Double Eagle gets $900 million commitment to buy Williams Scotsman; Algeco cuts ABL facility

By Marisa Wong

Morgantown, W.Va., Aug. 21 – Double Eagle Acquisition Corp. entered into a debt commitment letter on Aug. 21 for a $600 million senior secured revolving credit facility, according to an 8-K filing with the Securities and Exchange Commission.

Bank of America, NA, Merrill Lynch, Pierce, Fenner & Smith Inc., Deutsche Bank AG, Canada Branch, Deutsche Bank AG, Cayman Islands Branch, Deutsche Bank AG, New York Branch, Deutsche Bank Securities Inc., Morgan Stanley Senior Funding, Inc., Goldman Sachs Lending Partners LLC, Credit Suisse AG and Credit Suisse Securities (USA) LLC are parties under the commitment letter.

In addition to the ABL facility, the commitment letter also provides up to $300 million of bridge loans, to the extent the company does not receive $300 million of gross proceeds from the issuance of senior secured notes.

Proceeds of borrowings under the ABL facility and the bridge loans will be used to help finance the cash consideration of Double Eagle’s planned acquisition of Williams Scotsman International, Inc. from Algeco Scotsman. The transaction, valued at $1.1 billion, is expected to close in October.

In connection with the transaction, Algeco amended its ABL credit agreement on Monday to permit the sale of Williams Scotsman to Double Eagle and to reduce commitments under its U.S. revolving credit facility.

Commitments under the U.S. revolver were reduced to $150 million, and the amendment allows the company to make a related prepayment under the facility, according to a press release.

The credit facility amendment also lets Algeco repay and terminate its Canadian revolving facility, as well as reduce the revolving commitments under its Australia/New Zealand revolving facility to $120 million.

In addition, the amendment permits Algeco to complete its acquisitions of Iron Horse Ranch and Touax’s European modular division.

The ABL facility amendment is conditioned on and takes effect when Algeco completes its sale of Williams Scotsman to Double Eagle.

According to the release, Williams Scotsman will use about $625 million of the cash consideration to prepay some amounts outstanding under the U.S. revolver under Algeco’s amended and restated syndicated facility agreement dated Dec. 19, 2013; roughly $40 million of the cash consideration to prepay in full all amounts outstanding under the Canadian revolver; and about $10 million to repay outstanding letters of credit of its direct subsidiaries.

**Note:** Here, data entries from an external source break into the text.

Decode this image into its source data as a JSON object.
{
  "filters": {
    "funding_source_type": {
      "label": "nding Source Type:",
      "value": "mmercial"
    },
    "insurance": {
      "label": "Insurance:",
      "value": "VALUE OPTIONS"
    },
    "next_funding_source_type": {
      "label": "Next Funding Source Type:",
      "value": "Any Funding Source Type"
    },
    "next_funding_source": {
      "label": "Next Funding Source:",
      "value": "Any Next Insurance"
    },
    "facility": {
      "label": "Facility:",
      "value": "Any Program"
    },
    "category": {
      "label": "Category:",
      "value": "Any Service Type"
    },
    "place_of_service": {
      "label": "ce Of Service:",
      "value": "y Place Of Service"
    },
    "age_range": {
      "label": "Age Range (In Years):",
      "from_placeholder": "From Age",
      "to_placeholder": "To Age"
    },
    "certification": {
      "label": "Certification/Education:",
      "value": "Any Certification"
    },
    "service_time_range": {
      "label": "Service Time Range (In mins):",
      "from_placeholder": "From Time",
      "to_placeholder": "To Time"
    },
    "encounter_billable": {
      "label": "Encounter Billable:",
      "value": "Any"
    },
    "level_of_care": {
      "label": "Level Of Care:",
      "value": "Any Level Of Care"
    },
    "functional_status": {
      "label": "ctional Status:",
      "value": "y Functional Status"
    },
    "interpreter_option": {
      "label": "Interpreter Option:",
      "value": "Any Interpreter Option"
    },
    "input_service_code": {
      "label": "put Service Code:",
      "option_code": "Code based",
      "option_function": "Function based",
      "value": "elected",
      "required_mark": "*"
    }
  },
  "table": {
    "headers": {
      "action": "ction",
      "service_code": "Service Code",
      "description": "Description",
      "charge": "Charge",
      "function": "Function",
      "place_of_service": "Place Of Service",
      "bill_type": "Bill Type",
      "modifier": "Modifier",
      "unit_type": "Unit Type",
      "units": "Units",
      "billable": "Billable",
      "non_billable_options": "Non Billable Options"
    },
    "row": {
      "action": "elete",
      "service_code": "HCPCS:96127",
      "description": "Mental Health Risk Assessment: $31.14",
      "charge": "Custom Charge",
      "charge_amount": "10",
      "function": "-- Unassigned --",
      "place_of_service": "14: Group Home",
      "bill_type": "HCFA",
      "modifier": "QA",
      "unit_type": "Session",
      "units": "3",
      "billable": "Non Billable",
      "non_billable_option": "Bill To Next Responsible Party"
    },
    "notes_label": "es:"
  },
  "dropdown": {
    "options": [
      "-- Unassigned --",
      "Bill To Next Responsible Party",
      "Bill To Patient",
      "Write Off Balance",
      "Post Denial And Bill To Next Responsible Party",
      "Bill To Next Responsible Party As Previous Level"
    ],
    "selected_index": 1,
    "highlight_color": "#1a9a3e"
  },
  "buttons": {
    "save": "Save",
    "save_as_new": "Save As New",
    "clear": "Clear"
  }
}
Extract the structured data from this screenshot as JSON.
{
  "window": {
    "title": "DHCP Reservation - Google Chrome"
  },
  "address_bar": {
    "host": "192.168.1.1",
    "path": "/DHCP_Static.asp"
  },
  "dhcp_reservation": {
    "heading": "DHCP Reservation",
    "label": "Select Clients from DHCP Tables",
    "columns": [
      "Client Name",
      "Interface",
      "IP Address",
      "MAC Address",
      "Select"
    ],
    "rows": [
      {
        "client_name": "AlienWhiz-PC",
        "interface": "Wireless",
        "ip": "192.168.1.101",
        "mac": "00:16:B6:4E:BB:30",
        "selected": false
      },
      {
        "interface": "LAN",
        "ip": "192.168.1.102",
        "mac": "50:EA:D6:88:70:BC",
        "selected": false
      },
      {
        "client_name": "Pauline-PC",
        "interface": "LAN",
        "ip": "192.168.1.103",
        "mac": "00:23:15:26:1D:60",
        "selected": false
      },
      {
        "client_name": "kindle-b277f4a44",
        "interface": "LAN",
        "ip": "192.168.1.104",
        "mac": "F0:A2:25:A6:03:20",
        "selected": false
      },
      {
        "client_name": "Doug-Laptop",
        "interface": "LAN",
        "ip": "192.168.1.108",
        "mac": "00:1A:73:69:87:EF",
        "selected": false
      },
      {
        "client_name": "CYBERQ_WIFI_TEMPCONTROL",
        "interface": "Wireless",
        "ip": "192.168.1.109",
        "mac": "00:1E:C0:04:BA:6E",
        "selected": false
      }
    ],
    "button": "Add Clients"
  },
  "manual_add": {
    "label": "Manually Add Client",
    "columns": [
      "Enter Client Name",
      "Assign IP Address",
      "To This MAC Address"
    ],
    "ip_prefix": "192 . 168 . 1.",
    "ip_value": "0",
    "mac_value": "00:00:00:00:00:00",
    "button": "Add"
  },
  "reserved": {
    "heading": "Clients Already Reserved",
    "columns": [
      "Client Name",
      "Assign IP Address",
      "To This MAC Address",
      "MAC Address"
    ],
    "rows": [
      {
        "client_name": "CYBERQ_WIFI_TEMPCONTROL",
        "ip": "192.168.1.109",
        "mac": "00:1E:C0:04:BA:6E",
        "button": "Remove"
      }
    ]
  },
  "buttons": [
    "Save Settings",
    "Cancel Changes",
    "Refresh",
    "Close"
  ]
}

Algeco said it expects to use a portion of the remaining cash consideration to finance its acquisitions of Iron Horse and Touax, respectively.

Double Eagle is a special purpose acquisition company based in Los Angeles. Algeco is a business services provider with global operations based in Baltimore. Williams Scotsman is Algeco’s modular space and portable storage rental services business, also based in Baltimore.